Proposed Charitable Donation Rules (#1)

“Government has limited access to donation receipts..”

On Friday December 5, 2003 (“the announcement date”), the Department of Finance proposed further changes with the respect to charitable donation tax shelter arrangements. In the introduction to these proposed changes, Finance discussed the buy-low donate-high tax shelters that they were trying to close down. The rules, however, go much further than that.

What Finance has tried to do is essentially provide a “fair market value grind” to reduce the amount of the donation receipt for transactions they find offensive. They have proposed that if a donor has acquired a property under a “gifting arrangement” the FMV of the property that is the subject of a gift is deemed to be the lesser of (1) the fair market value otherwise determined, and (2) the donor’s cost of the property.
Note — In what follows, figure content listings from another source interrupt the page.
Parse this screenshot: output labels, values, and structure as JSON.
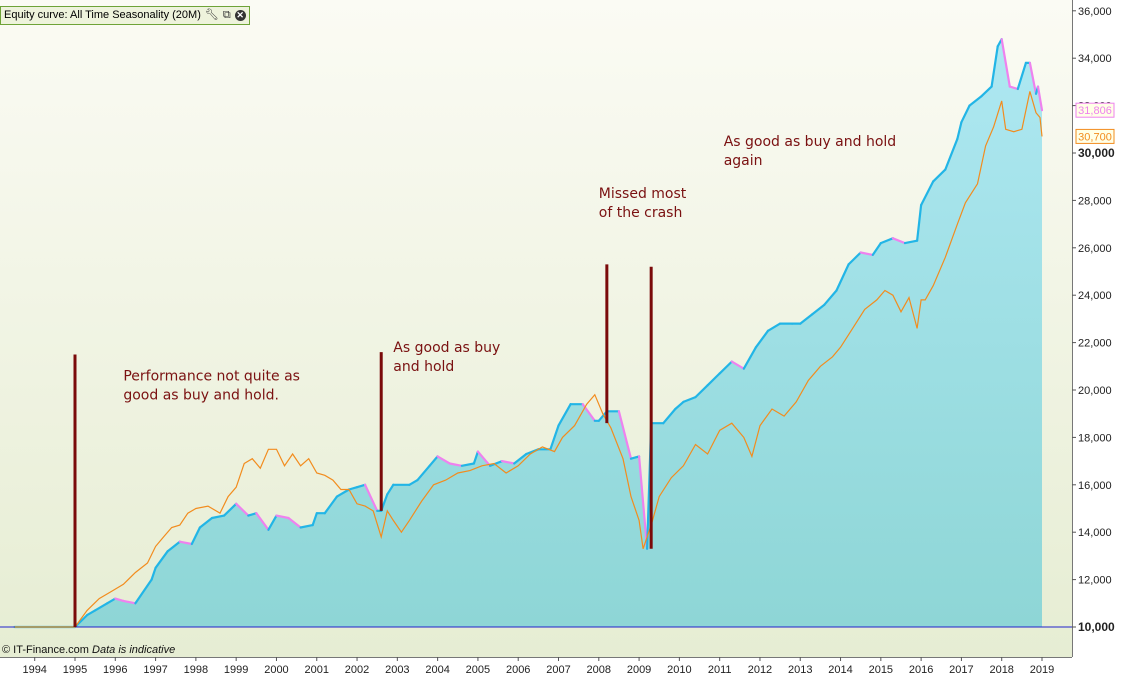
{
  "window": {
    "indicator_label": "Equity curve: All Time Seasonality (20M)",
    "copyright": "© IT-Finance.com",
    "disclaimer": "Data is indicative"
  },
  "colors": {
    "equity_fill_top": "#aee8f2",
    "equity_fill_bottom": "#8ed6d6",
    "equity_line": "#22b5e6",
    "drawdown_line": "#ee82ee",
    "benchmark_line": "#f28c1e",
    "baseline": "#2222cc",
    "annotation_line": "#7a0a0a",
    "annotation_text": "#7a1111",
    "bg_top": "#fbfbf4",
    "bg_bottom": "#e6edd3"
  },
  "chart_data": {
    "type": "line",
    "title": "Equity curve: All Time Seasonality (20M)",
    "x_range": [
      1993.5,
      2019.4
    ],
    "ylim": [
      9000,
      36300
    ],
    "x_ticks": [
      "1994",
      "1995",
      "1996",
      "1997",
      "1998",
      "1999",
      "2000",
      "2001",
      "2002",
      "2003",
      "2004",
      "2005",
      "2006",
      "2007",
      "2008",
      "2009",
      "2010",
      "2011",
      "2012",
      "2013",
      "2014",
      "2015",
      "2016",
      "2017",
      "2018",
      "2019"
    ],
    "y_ticks": [
      "10,000",
      "12,000",
      "14,000",
      "16,000",
      "18,000",
      "20,000",
      "22,000",
      "24,000",
      "26,000",
      "28,000",
      "30,000",
      "32,000",
      "34,000",
      "36,000"
    ],
    "baseline_value": 10000,
    "last_values": {
      "equity": "31,806",
      "benchmark": "30,700"
    },
    "series": [
      {
        "name": "All Time Seasonality (20M)",
        "x": [
          1993.5,
          1995.0,
          1995.3,
          1995.5,
          1995.8,
          1996.0,
          1996.2,
          1996.5,
          1996.9,
          1997.0,
          1997.3,
          1997.6,
          1997.9,
          1998.1,
          1998.4,
          1998.7,
          1999.0,
          1999.3,
          1999.5,
          1999.8,
          2000.0,
          2000.3,
          2000.6,
          2000.9,
          2001.0,
          2001.2,
          2001.5,
          2001.8,
          2002.0,
          2002.2,
          2002.5,
          2002.6,
          2002.75,
          2002.9,
          2003.3,
          2003.5,
          2003.8,
          2004.0,
          2004.3,
          2004.6,
          2004.9,
          2005.0,
          2005.3,
          2005.6,
          2005.9,
          2006.2,
          2006.5,
          2006.8,
          2007.0,
          2007.3,
          2007.6,
          2007.9,
          2008.0,
          2008.2,
          2008.5,
          2008.8,
          2009.0,
          2009.2,
          2009.3,
          2009.6,
          2009.9,
          2010.1,
          2010.4,
          2010.7,
          2011.0,
          2011.3,
          2011.6,
          2011.9,
          2012.2,
          2012.5,
          2012.8,
          2013.0,
          2013.3,
          2013.6,
          2013.9,
          2014.2,
          2014.5,
          2014.8,
          2015.0,
          2015.3,
          2015.6,
          2015.9,
          2016.0,
          2016.3,
          2016.6,
          2016.9,
          2017.0,
          2017.2,
          2017.5,
          2017.75,
          2017.9,
          2018.0,
          2018.2,
          2018.4,
          2018.6,
          2018.7,
          2018.85,
          2018.9,
          2019.0
        ],
        "values": [
          10000,
          10000,
          10500,
          10700,
          11000,
          11200,
          11100,
          11000,
          12000,
          12500,
          13200,
          13600,
          13500,
          14200,
          14600,
          14700,
          15200,
          14700,
          14800,
          14100,
          14700,
          14600,
          14200,
          14300,
          14800,
          14800,
          15500,
          15800,
          15900,
          16000,
          14900,
          14900,
          15600,
          16000,
          16000,
          16200,
          16800,
          17200,
          16900,
          16800,
          16900,
          17400,
          16800,
          17000,
          16900,
          17300,
          17500,
          17500,
          18500,
          19400,
          19400,
          18700,
          18700,
          19100,
          19100,
          17100,
          17200,
          13300,
          18600,
          18600,
          19200,
          19500,
          19700,
          20200,
          20700,
          21200,
          20900,
          21800,
          22500,
          22800,
          22800,
          22800,
          23200,
          23600,
          24200,
          25300,
          25800,
          25700,
          26200,
          26400,
          26200,
          26300,
          27800,
          28800,
          29300,
          30600,
          31300,
          32000,
          32400,
          32800,
          34500,
          34800,
          32800,
          32700,
          33800,
          33800,
          32500,
          32800,
          31806
        ]
      },
      {
        "name": "Buy and hold",
        "x": [
          1993.5,
          1995.0,
          1995.3,
          1995.6,
          1995.9,
          1996.2,
          1996.5,
          1996.8,
          1997.0,
          1997.2,
          1997.4,
          1997.6,
          1997.8,
          1998.0,
          1998.3,
          1998.6,
          1998.8,
          1999.0,
          1999.2,
          1999.4,
          1999.6,
          1999.8,
          2000.0,
          2000.2,
          2000.4,
          2000.6,
          2000.8,
          2001.0,
          2001.2,
          2001.4,
          2001.6,
          2001.8,
          2002.0,
          2002.2,
          2002.4,
          2002.6,
          2002.75,
          2002.9,
          2003.1,
          2003.3,
          2003.6,
          2003.9,
          2004.2,
          2004.5,
          2004.8,
          2005.1,
          2005.4,
          2005.7,
          2006.0,
          2006.3,
          2006.6,
          2006.9,
          2007.1,
          2007.4,
          2007.7,
          2007.9,
          2008.1,
          2008.3,
          2008.6,
          2008.8,
          2009.0,
          2009.1,
          2009.3,
          2009.5,
          2009.8,
          2010.1,
          2010.4,
          2010.7,
          2011.0,
          2011.3,
          2011.6,
          2011.8,
          2012.0,
          2012.3,
          2012.6,
          2012.9,
          2013.2,
          2013.5,
          2013.8,
          2014.0,
          2014.3,
          2014.6,
          2014.9,
          2015.1,
          2015.3,
          2015.5,
          2015.7,
          2015.9,
          2016.0,
          2016.1,
          2016.3,
          2016.6,
          2016.9,
          2017.1,
          2017.4,
          2017.6,
          2017.8,
          2018.0,
          2018.1,
          2018.3,
          2018.5,
          2018.7,
          2018.85,
          2018.95,
          2019.0
        ],
        "values": [
          10000,
          10000,
          10700,
          11200,
          11500,
          11800,
          12300,
          12700,
          13400,
          13800,
          14200,
          14300,
          14800,
          15000,
          15100,
          14800,
          15500,
          15900,
          16900,
          17100,
          16700,
          17500,
          17500,
          16800,
          17300,
          16800,
          17100,
          16500,
          16400,
          16200,
          15800,
          15800,
          15200,
          15100,
          14900,
          13800,
          14900,
          14500,
          14000,
          14500,
          15300,
          16000,
          16200,
          16500,
          16600,
          16800,
          16900,
          16500,
          16800,
          17300,
          17600,
          17400,
          18000,
          18500,
          19400,
          19800,
          19000,
          18400,
          17100,
          15500,
          14500,
          13300,
          14300,
          15500,
          16300,
          16800,
          17700,
          17300,
          18300,
          18600,
          18000,
          17200,
          18500,
          19200,
          18900,
          19500,
          20400,
          21000,
          21400,
          21800,
          22600,
          23400,
          23800,
          24200,
          24000,
          23300,
          23900,
          22600,
          23800,
          23800,
          24400,
          25600,
          27000,
          27900,
          28700,
          30300,
          31100,
          32200,
          31000,
          30900,
          31000,
          32600,
          31700,
          31500,
          30700
        ]
      }
    ],
    "annotations": [
      {
        "label_lines": [
          "Performance not quite as",
          "good as buy and hold."
        ],
        "x": 1995.0,
        "y_top": 21500,
        "y_bottom": 10000,
        "text_x": 1996.2,
        "text_y": 20400
      },
      {
        "label_lines": [
          "As good as buy",
          "and hold"
        ],
        "x": 2002.6,
        "y_top": 21600,
        "y_bottom": 14900,
        "text_x": 2002.9,
        "text_y": 21600
      },
      {
        "label_lines": [
          "Missed most",
          "of the crash"
        ],
        "x": 2008.2,
        "y_top": 25300,
        "y_bottom": 18600,
        "text_x": 2008.0,
        "text_y": 28100
      },
      {
        "label_lines": [],
        "x": 2009.3,
        "y_top": 25200,
        "y_bottom": 13300,
        "text_x": null,
        "text_y": null
      },
      {
        "label_lines": [
          "As good as buy and hold",
          "again"
        ],
        "x": null,
        "y_top": null,
        "y_bottom": null,
        "text_x": 2011.1,
        "text_y": 30300
      }
    ]
  }
}
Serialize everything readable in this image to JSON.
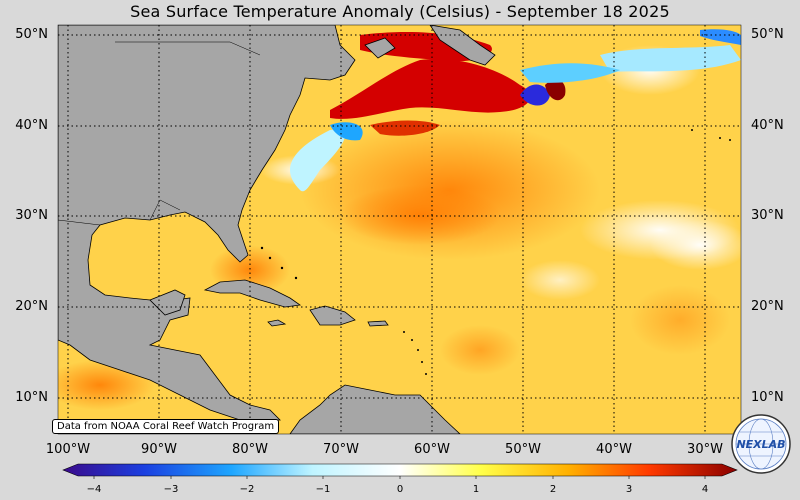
{
  "title": "Sea Surface Temperature Anomaly (Celsius) - September 18 2025",
  "map": {
    "lat_labels": [
      "50°N",
      "40°N",
      "30°N",
      "20°N",
      "10°N"
    ],
    "lon_labels": [
      "100°W",
      "90°W",
      "80°W",
      "70°W",
      "60°W",
      "50°W",
      "40°W",
      "30°W"
    ],
    "ocean_base_color": "#ffd24a",
    "land_color": "#a6a6a6",
    "grid_style": "dotted"
  },
  "credit": "Data from NOAA Coral Reef Watch Program",
  "colorbar": {
    "ticks": [
      "−4",
      "−3",
      "−2",
      "−1",
      "0",
      "1",
      "2",
      "3",
      "4"
    ],
    "range": [
      -4,
      4
    ],
    "stops": [
      "#3a0a8a",
      "#1b3fe0",
      "#1ea6ff",
      "#bff4ff",
      "#ffffff",
      "#ffff4a",
      "#ffb000",
      "#ff3a00",
      "#8a0000"
    ]
  },
  "logo": {
    "text": "NEXLAB",
    "icon": "nexlab-globe-logo"
  }
}
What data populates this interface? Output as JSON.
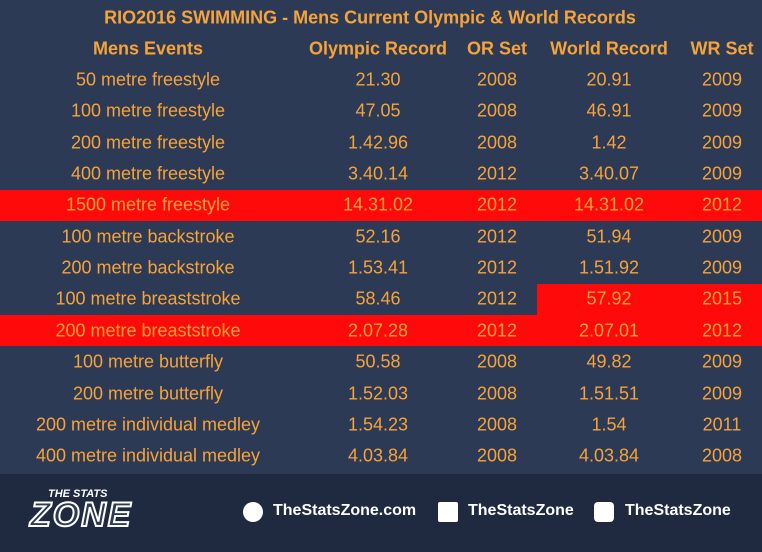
{
  "header": {
    "title": "RIO2016 SWIMMING - Mens Current Olympic & World Records"
  },
  "table": {
    "columns": [
      "Mens Events",
      "Olympic Record",
      "OR Set",
      "World Record",
      "WR Set"
    ],
    "rows": [
      [
        "50 metre freestyle",
        "21.30",
        2008,
        "20.91",
        2009
      ],
      [
        "100 metre freestyle",
        "47.05",
        2008,
        "46.91",
        2009
      ],
      [
        "200 metre freestyle",
        "1.42.96",
        2008,
        "1.42",
        2009
      ],
      [
        "400 metre freestyle",
        "3.40.14",
        2012,
        "3.40.07",
        2009
      ],
      [
        "1500 metre freestyle",
        "14.31.02",
        2012,
        "14.31.02",
        2012
      ],
      [
        "100 metre backstroke",
        "52.16",
        2012,
        "51.94",
        2009
      ],
      [
        "200 metre backstroke",
        "1.53.41",
        2012,
        "1.51.92",
        2009
      ],
      [
        "100 metre breaststroke",
        "58.46",
        2012,
        "57.92",
        2015
      ],
      [
        "200 metre breaststroke",
        "2.07.28",
        2012,
        "2.07.01",
        2012
      ],
      [
        "100 metre butterfly",
        "50.58",
        2008,
        "49.82",
        2009
      ],
      [
        "200 metre butterfly",
        "1.52.03",
        2008,
        "1.51.51",
        2009
      ],
      [
        "200 metre individual medley",
        "1.54.23",
        2008,
        "1.54",
        2011
      ],
      [
        "400 metre individual medley",
        "4.03.84",
        2008,
        "4.03.84",
        2008
      ]
    ]
  },
  "footer": {
    "logo_top": "THE STATS",
    "logo_main": "ZONE",
    "links": [
      "TheStatsZone.com",
      "TheStatsZone",
      "TheStatsZone"
    ]
  }
}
The effect of this provision is to put an end to the “buy-low, donate-high” arrangement because the donation will be based on the donor’s cost and not on the property’s fair market value.

If the property was acquired under a gifting arrangement, it is irrelevant when the property that is the subject of the gift was acquired. However, the government has gone further than that. If the property was not acquired under a gifting arrangement then the proposed rules deem the fair market value to be the donor’s cost:

  1. unless the donor acquired the property three years or more before the gift is made;
  2. if it is reasonable to conclude that, at the time the donor acquired property, the donor expected to make a gift of the property.

This means that even if the three-year test is met, the fair market value will be deemed to be the donor’s cost if it is reasonable to conclude that, at the time the property was acquired, the donor expected to make a gift of property. The burden is on the donor to show that there is no such expectation.

The fair market value grind does not apply to gifts of inventory, publicly traded securities, certified cultural property, ecological gifts, or real property situated in Canada. As well, the three-year test and reasonable expectation of making a gift test do not apply if the gift is made as a consequence of the donor’s death.

The one type of asset not mentioned above is the donation of private company shares. Therefore, if a shareholder did an estate freeze and took back preferred shares and donated those preferred shares within the three years, then the donation would have to be at cost and not fair market value. Even if the three-year test is met, the taxpayer could fail the reasonable expectation of making a gift test since the freeze may have been done with the intention of giving the shares to a charity.

The other rules, with regard to advantages received by the donor, will be dealt with in a subsequent tax tip.